«Gioia, collaborazione, stupore». Sono le tre parole-chiave che per don Claudio Mainini, fidei donum in Camerun, esprimono in sintesi la visita pastorale dell’Arcivescovo di Milano in terra d’Africa dal 27 dicembre al 5 gennaio. La gioia e la festa, spiega il missionario ambrosiano, sono stati una costante nei vari incontri e celebrazioni; la collaborazione, termine ripetuto più volte, è quella tra le due Chiese, Milano e Garoua. Infine lo stupore di Delpini di fronte all’accoglienza, all’impegno, al calore e all’amicizia dimostrati nei suoi confronti.
Che cosa ha significato per le comunità locali di Garoua e di Mbalmajo la presenza dell’arcivescovo di Milano?
A Garoua, grande ringraziamento per la collaborazione che dura da oltre 40 anni per la presenza dei missionari ambrosiani. Abbiamo visitato anche le parrocchie da cui sono passati alcuni fidei donum, poi lasciate ai preti locali. A Pitoa è venuto anche don Bruno Vitari (che ora è a Bertoua) dove è stato per 10 anni e lo ricordano ancora con riconoscenza per il lavoro svolto. A Djalingo erano presenti anche le autorità civili (prefetto, sindaco, capo tradizionale…) che hanno portato consegnato all’Arcivescovo i loro doni in segno di gratitudine.
E a sud del Camerun, a Mbalmajo, com’è andata?
Siamo stati al Coe (Centro orientamento educativo) ed è stata una grande festa, per loro era un onore la presenza dell’Arcivescovo e il riconoscimento di un lavoro di 50 anni. È una bella realtà, che non conoscevo e ho visitato per la prima volta. Ci hanno mostrato le attività che svolgono: scuole, anche d’arte, e l’ospedale Saint Luc, dove purtroppo molte attrezzature sono vecchie o guaste per cui si è ridotto il numero delle incubatrici per i neonati e c’è una sola sala operatoria in funzione. Tuttavia ci hanno presentato con orgoglio il lavoro che svolgono in ospedale. Poi siamo andati in cattedrale perché il Vescovo di Mbalmajo, mons. Joseph-Marie Ndi-Okalla, ha voluto salutare Delpini, all’incontro erano presenti rappresentanti di gruppi e movimenti, ragazzi e giovani delle scuole cattoliche con insegnanti ed educatori.

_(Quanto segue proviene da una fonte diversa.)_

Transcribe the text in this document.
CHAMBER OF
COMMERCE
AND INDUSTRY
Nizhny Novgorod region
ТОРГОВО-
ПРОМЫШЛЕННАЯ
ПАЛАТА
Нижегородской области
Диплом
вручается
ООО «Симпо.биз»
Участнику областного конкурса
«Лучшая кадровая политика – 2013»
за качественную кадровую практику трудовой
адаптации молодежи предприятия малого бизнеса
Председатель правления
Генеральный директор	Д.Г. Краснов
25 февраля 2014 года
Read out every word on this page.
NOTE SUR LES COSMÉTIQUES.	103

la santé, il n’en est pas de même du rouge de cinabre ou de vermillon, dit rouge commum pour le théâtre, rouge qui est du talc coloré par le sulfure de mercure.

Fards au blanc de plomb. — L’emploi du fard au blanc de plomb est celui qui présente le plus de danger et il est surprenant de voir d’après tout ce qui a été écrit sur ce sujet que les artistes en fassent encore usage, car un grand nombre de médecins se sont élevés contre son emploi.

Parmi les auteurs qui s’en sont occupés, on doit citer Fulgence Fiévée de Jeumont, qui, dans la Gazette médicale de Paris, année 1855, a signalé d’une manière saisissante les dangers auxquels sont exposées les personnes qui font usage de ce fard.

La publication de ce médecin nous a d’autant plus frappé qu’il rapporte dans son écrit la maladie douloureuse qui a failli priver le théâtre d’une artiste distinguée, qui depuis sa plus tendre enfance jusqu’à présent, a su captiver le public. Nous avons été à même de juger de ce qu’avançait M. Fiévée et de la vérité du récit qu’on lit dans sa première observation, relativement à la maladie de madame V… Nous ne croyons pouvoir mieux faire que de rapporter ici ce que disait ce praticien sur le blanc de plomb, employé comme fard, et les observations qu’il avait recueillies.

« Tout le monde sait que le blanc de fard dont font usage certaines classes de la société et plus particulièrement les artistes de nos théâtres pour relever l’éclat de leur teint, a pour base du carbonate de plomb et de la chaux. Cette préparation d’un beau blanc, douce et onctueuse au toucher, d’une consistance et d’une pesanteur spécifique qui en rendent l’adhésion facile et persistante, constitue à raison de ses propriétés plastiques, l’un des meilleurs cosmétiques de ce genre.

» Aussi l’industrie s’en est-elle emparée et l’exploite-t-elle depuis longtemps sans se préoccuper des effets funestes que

Avete incontrato anche l’arcivescovo di Yaoundé?
Sì, mercoledì mattina siamo andati da mons. Jean Mbarga che ci ha parlato dello sviluppo della città e dell’importanza della Chiesa. La capitale (4 milioni di abitanti) si sta sviluppando molto, tanti lasciando i loro villaggi e le loro tradizioni e vi si trasferiscono in cerca di lavoro. Per questo la comunità parrocchiale diventa un punto di ritrovo e aggregazione, ma anche di identità e appartenenza etnica. Si sta creando un divario tra la capitale e i villaggi dove restano vive le tradizioni e le usanze. A Yaoundé non ci sono fidei donum, ma la casa provinciale delle suore del Pime che hanno comunità sparse in diverse zone del Camerun.
Come vive la dimensione della fede il popolo camerunese, specie nelle zone rurali?
È stato uno dei temi affrontati tra noi in questi giorni. A Mbalmajo ne parlavamo con una suora che ha studiato antropologia e le varie etnie. Si diceva che il Vangelo deve ancora entrare nella loro cultura ed essere incarnato. La religiosità è molto forte, ma anche le tradizioni e lo spiritismo, quindi la gente (e a volte anche i preti locali) si rivolgono allo stregone. Rispetto alla capitale nei nostri villaggi la tradizione è ancora forte, come pure il legame dell’etnia e col clan familiare, da cui dipendono scelte e decisioni personali, anche in merito al matrimonio o alla consacrazione.